TripleThreat wrote:GustavBahler wrote:Disrespecting kids for their life choices doesnt really get into the spirit of things. Not when they're about to join the team.
From what I'm hearing around the league, promises were made that Robinson would attend and participate in the NBA Combine. Also apparently some people put their reps on the line to help him try to smooth out some of the issues from Western Kentucky, and deeper, from New Orleans. Not attending essentially burned those people.
I recognize it is a strategy at times to not participate in the Combine if you've got a back channel situation with a franchise already worked out in advance, but this was more akin to impulsive/irresponsible/out of touch.
The college thing is obviously a problem. Not attending the Combine was a much larger issue and started to establish a pattern of behavior.
Players who do miss the Combine typically don't have to answer for a situation like Western Kentucky. I mean the kid went AWOL. I don't care what was said in the open press, the kid went completely AWOL.
Argue all your wish if the Western Kentucky situation was overblown or good or bad or whatever. BUT NOT ATTENDING THE COMBINE MAKES NO SENSE. Again, I don't care what reasoning is given or what is said in the open press about it, it literally makes no sense at all if Robinson was committed first and foremost to being an NBA player........

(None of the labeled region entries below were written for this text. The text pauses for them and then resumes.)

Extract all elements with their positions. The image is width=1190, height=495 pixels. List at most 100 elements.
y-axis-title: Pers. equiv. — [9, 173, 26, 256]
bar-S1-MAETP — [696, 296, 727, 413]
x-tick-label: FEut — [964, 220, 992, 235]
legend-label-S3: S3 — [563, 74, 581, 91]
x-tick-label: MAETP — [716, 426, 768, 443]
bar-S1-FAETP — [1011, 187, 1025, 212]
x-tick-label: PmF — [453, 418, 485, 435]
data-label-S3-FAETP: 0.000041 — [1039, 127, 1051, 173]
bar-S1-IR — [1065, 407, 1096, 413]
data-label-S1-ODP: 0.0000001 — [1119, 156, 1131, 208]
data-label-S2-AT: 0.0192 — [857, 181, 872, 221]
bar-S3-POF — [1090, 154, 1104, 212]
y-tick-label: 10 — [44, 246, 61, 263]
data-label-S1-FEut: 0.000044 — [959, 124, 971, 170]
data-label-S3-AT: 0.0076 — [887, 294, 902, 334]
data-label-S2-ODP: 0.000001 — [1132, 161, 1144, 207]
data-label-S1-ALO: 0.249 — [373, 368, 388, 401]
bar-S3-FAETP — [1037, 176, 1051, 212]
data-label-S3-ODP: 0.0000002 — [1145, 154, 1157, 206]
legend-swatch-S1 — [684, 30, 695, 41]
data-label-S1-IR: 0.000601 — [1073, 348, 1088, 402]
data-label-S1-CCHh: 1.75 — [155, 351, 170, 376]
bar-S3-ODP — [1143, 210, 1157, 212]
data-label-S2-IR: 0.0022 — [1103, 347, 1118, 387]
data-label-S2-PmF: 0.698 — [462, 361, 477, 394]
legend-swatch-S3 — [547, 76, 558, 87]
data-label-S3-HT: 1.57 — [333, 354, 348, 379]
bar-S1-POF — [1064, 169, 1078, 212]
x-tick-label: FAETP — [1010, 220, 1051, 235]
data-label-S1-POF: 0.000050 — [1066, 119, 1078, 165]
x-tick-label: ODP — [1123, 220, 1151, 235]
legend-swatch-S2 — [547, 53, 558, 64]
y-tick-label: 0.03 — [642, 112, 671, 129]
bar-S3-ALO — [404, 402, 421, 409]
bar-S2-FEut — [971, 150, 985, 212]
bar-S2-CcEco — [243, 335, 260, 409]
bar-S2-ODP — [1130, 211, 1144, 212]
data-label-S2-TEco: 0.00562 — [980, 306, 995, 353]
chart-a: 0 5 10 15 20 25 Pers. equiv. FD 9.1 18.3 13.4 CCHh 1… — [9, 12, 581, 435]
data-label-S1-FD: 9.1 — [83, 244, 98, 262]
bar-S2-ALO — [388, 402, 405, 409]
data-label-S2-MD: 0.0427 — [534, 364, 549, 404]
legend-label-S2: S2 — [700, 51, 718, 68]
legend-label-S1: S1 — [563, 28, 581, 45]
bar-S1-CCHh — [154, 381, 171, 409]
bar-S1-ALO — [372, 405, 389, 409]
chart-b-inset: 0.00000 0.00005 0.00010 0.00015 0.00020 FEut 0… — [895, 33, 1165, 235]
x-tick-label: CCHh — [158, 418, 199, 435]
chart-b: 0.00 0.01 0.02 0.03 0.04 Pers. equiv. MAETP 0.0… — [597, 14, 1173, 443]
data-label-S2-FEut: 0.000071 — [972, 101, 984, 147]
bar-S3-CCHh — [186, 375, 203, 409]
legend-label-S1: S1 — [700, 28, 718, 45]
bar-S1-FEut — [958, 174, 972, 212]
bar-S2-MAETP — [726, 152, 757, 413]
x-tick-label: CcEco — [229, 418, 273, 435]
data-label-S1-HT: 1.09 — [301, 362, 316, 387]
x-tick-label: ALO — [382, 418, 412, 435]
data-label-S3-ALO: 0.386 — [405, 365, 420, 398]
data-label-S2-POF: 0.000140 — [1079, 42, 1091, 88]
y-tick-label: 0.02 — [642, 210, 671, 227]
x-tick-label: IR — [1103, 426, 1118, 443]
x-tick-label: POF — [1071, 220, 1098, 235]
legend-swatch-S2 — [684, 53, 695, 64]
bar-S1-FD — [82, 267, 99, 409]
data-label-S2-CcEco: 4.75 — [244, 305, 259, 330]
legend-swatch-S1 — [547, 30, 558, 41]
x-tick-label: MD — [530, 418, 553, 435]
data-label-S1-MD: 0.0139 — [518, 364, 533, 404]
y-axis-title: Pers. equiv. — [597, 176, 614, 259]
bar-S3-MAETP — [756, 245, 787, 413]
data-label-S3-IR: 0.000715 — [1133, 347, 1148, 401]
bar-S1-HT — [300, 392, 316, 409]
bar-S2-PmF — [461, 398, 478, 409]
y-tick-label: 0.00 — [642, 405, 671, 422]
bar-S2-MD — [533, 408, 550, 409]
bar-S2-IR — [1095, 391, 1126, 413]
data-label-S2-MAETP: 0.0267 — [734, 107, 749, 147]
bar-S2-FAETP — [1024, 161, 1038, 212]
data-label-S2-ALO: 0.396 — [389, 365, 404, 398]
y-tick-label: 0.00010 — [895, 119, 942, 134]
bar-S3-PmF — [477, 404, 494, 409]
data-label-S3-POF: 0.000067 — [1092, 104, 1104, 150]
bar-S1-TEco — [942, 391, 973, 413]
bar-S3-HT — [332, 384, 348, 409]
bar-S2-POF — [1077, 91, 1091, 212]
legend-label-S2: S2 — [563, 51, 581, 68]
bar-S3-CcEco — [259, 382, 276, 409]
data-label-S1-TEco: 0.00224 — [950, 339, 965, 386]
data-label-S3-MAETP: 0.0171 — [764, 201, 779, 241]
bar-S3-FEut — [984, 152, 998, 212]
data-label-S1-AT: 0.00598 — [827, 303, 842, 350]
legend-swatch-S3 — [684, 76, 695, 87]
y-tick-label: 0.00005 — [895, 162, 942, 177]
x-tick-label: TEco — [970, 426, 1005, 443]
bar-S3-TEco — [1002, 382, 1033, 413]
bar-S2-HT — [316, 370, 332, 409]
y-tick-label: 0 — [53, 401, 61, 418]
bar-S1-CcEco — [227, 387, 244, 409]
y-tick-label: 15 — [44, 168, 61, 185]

Mitchell Robinson skipped the NBA Combine. That was just infinitely dumb. You can argue if anyone else is disrespecting him, but the end, the person who disrespected Robinson the most and his career aspirations was Robinson himself. 90 percent of everything in life is just about showing up in the first place.
Triple Threat - all that you say about Robinson is true. That is the bad news.
The good news is that because of all that, he fell to us at #36 pick. If he had attended W KY and/or the combine, we wouldn't have had the chance to draft him. He would have been picked earlier. It was a high risk; high reward choice made by the Knicks mgmt.
So now it is up to the Knicks coaches and mgmt to work with Robinson and bring him along as a mature adult and a first string basketball player. For me, I will cut the kid some slack. Root for him. Watch his development over the 2018-19 season and evaluate then. And hope for his sake as well as for the Knicks and us here on the forum, that he does well.
The difference between fiction and reality? Fiction has to make sense.